Dün doktoru oğlumu apandist olabileceği endişesi ile çocuk cerrahisi olan bir hastanede acile yönlendirdi. Sevindirici olan yanlış alarm olmasıydı. Yıpratıcı olansa oğlumu tetkiklerle oldukça hırpalamış olmaları.. Benim gözüm bir yandan da saatte idi. Sonuçların tehlikeli bir durum olmadığını yansıtması ertesi iyice sabırsızlandım.. Aikidoya yetişmem gittikçe güçleşiyordu. Utana sıkıla eleştirel bakışları göze alıp kendimi dojoya attığım için hiç pişman değilim; 4.ders oldukça farklı bir deneyimdi.
El ağırlıklı bir çalışmaydı ama benim açımdan baskın olan öğreti dengeydi.
Isınma çalışmalarında kaslarımı incitmeden hareketleri doğru yapabilmek yüksek konsantrasyon istiyordu.
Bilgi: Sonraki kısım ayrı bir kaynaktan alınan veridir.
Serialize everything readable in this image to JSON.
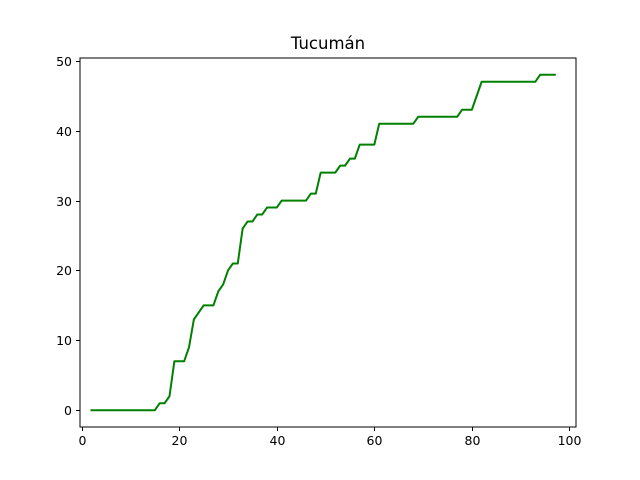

Sonrasında ise çok kolay ve basit görünen hareketlerin enerjisinin yüksekliğini farkettim. Oluşması gereken sonucu görünce vücut kasılıyor, hareketler sertleşiyor. Rahatça yapıp olması gereken tepkiyi alınca ise büyük bir şaşkınlık.. “Gerçekten mi etkilendi, yoksa kendi kendine mi tekniği sürdürüyor?”, “Yok canım.. niye düştü ki şimdi?”, “Bileği mi acıdı? Ben bir şey yapmadım ki..”
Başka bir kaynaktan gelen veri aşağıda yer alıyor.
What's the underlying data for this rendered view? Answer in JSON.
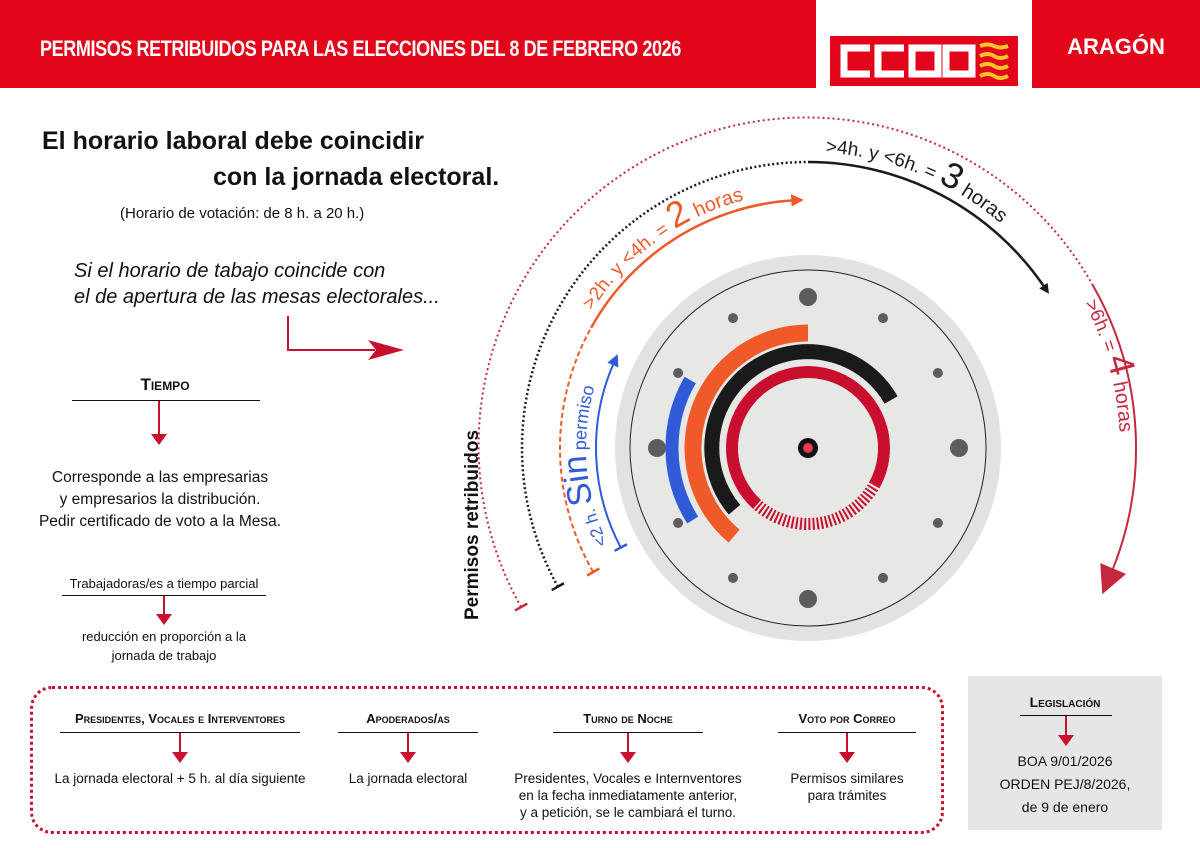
{
  "header": {
    "title": "PERMISOS RETRIBUIDOS PARA LAS ELECCIONES DEL 8 DE FEBRERO 2026",
    "logo_text": "CCOO",
    "region": "ARAGÓN"
  },
  "intro": {
    "headline_line1": "El horario laboral debe coincidir",
    "headline_line2": "con la jornada electoral.",
    "voting_hours": "(Horario de votación: de 8 h. a 20 h.)",
    "condition_line1": "Si el horario de tabajo coincide con",
    "condition_line2": "el de apertura de las mesas electorales..."
  },
  "tiempo": {
    "title": "Tiempo",
    "text_line1": "Corresponde a las empresarias",
    "text_line2": "y empresarios la distribución.",
    "text_line3": "Pedir certificado de voto a la Mesa.",
    "part_time_title": "Trabajadoras/es a tiempo parcial",
    "part_time_line1": "reducción en proporción a la",
    "part_time_line2": "jornada de trabajo"
  },
  "diagram": {
    "side_label": "Permisos retribuidos",
    "blue": {
      "prefix": "<2 h.",
      "big": "Sin",
      "suffix": "permiso",
      "color": "#2f5bd8"
    },
    "orange": {
      "prefix": ">2h. y <4h. = ",
      "big": "2",
      "suffix": " horas",
      "color": "#f05a28"
    },
    "black": {
      "prefix": ">4h. y <6h. = ",
      "big": "3",
      "suffix": " horas",
      "color": "#1a1a1a"
    },
    "red": {
      "prefix": ">6h. = ",
      "big": "4",
      "suffix": " horas",
      "color": "#c4283f"
    }
  },
  "special_cases": [
    {
      "title": "Presidentes, Vocales e Interventores",
      "lines": [
        "La jornada electoral + 5 h. al día siguiente"
      ]
    },
    {
      "title": "Apoderados/as",
      "lines": [
        "La jornada electoral"
      ]
    },
    {
      "title": "Turno de Noche",
      "lines": [
        "Presidentes, Vocales e Internventores",
        "en la fecha inmediatamente anterior,",
        "y a petición, se le cambiará el turno."
      ]
    },
    {
      "title": "Voto por Correo",
      "lines": [
        "Permisos similares",
        "para trámites"
      ]
    }
  ],
  "legislacion": {
    "title": "Legislación",
    "line1": "BOA 9/01/2026",
    "line2": "ORDEN PEJ/8/2026,",
    "line3": "de 9 de enero"
  },
  "colors": {
    "brand_red": "#e3061b",
    "accent_red": "#c8102e",
    "logo_yellow": "#f7c52b"
  }
}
Sanırım Aikdo’daki en büyük çelişki bu.. Bu kadar rahat, zarif hatta sanatsal derecede zevk veren görselliğin altında gizlenmiş ciddi bir zarar verebilme kapasitesi. Gece yatağa uzandığımda bütün kaslarım özellikle bileklerim sızlıyordu. Ama sanki vücudum dile geldi; tek tek her bir sızı ile ilgilendim ve karşıt kasılma/esnemeler gerçekleştirdim. Yavaş yavaş anlaştık, barıştık.. sabaha kaslarda azıcık mahmurluk vardı artık yalnızca..
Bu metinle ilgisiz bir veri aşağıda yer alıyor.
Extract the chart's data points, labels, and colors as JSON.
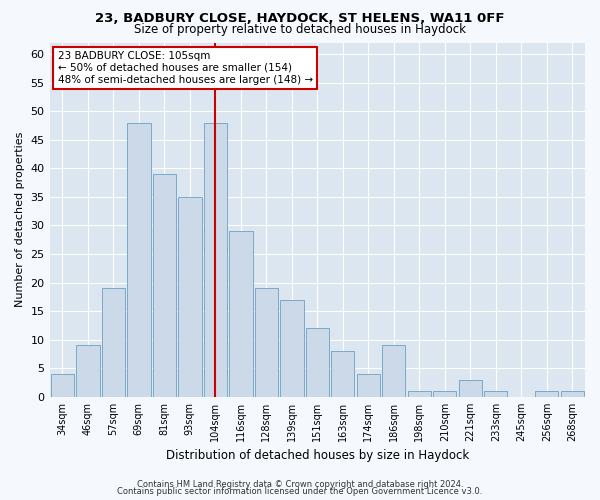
{
  "title1": "23, BADBURY CLOSE, HAYDOCK, ST HELENS, WA11 0FF",
  "title2": "Size of property relative to detached houses in Haydock",
  "xlabel": "Distribution of detached houses by size in Haydock",
  "ylabel": "Number of detached properties",
  "categories": [
    "34sqm",
    "46sqm",
    "57sqm",
    "69sqm",
    "81sqm",
    "93sqm",
    "104sqm",
    "116sqm",
    "128sqm",
    "139sqm",
    "151sqm",
    "163sqm",
    "174sqm",
    "186sqm",
    "198sqm",
    "210sqm",
    "221sqm",
    "233sqm",
    "245sqm",
    "256sqm",
    "268sqm"
  ],
  "values": [
    4,
    9,
    19,
    48,
    39,
    35,
    48,
    29,
    19,
    17,
    12,
    8,
    4,
    9,
    1,
    1,
    3,
    1,
    0,
    1,
    1
  ],
  "bar_color": "#ccd9e8",
  "bar_edge_color": "#7aaac8",
  "highlight_index": 6,
  "highlight_line_color": "#cc0000",
  "annotation_text": "23 BADBURY CLOSE: 105sqm\n← 50% of detached houses are smaller (154)\n48% of semi-detached houses are larger (148) →",
  "annotation_box_color": "#ffffff",
  "annotation_box_edge_color": "#cc0000",
  "ylim": [
    0,
    62
  ],
  "yticks": [
    0,
    5,
    10,
    15,
    20,
    25,
    30,
    35,
    40,
    45,
    50,
    55,
    60
  ],
  "bg_color": "#dce6f0",
  "grid_color": "#ffffff",
  "fig_bg_color": "#f5f8fc",
  "footer1": "Contains HM Land Registry data © Crown copyright and database right 2024.",
  "footer2": "Contains public sector information licensed under the Open Government Licence v3.0."
}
Elbette yumuşacık ve küçük hareketlerle sonuç elde edebilmeyi mucizevi bir şekilde 4.derstte öğrenemedim. Tek öğrendiğim hareketleri bilmenin yeterli olmayacağı.. Ne istediğini beyninle kaslara iletmezsen azıcık açı farkı bile sallapati bir pus getiriyor tekniğe.. Araba kullanmayı öğrenirken ilk tepkim “yok artık!.. hepsini aynı anda nasıl yaparım?”dı.. “Aynaya bak, ayakların frende, yok debriyajda, vitesi ayarla, ama geri vites geçmiyor ki.., direksiyonu doğru yöne çevir, off göremiyorum.”. Sonunda gelinen noktayı tüm şöförler bilir. Diğer araçların gidişlerini ve işaretleri takip ederek yolunda ilerlemek.. Kimsenin aklında artık direksiyonu sağa mı kıvırsam yoktur.. Aikido’da da gelinecek nokta sanırım o.. Bacağını, kolunu, elini nasıl hareket ettireceğin bir araç.. karşına çıkanlarla hangi reflekslerle kazasız belasız kontrolü sürdürebileceğin ise amaç.. Ve tabi minimum enerjiyle.. Dengeni bozmadan, gücünü tüketmeden sürekli nefesinle besleyerek kontrolü elinde tutmak..
Arada umutsuzluk ve düş kırıklığı eksik değil.. Hatta yolun ürkütücü bile olduğu söylenebilir. Aşırı sinirli ve telaşlı bir antreman başlangıcı tsunami gibi üzerime çöken bir mutsuzluk dalgası ile son buldu.. Fiziksel ve ruhsal yorgunluğumu erteleyecek bir yoğunlaşma sonrası daha sakin bir düzeye geçmiştim sanıyorum.
Bugünün ders notu: Küçük etkilerin büyük tepkileri olabilir ve çok büyük tepkiler küçük etkilerle kontrol altına alınabilinir.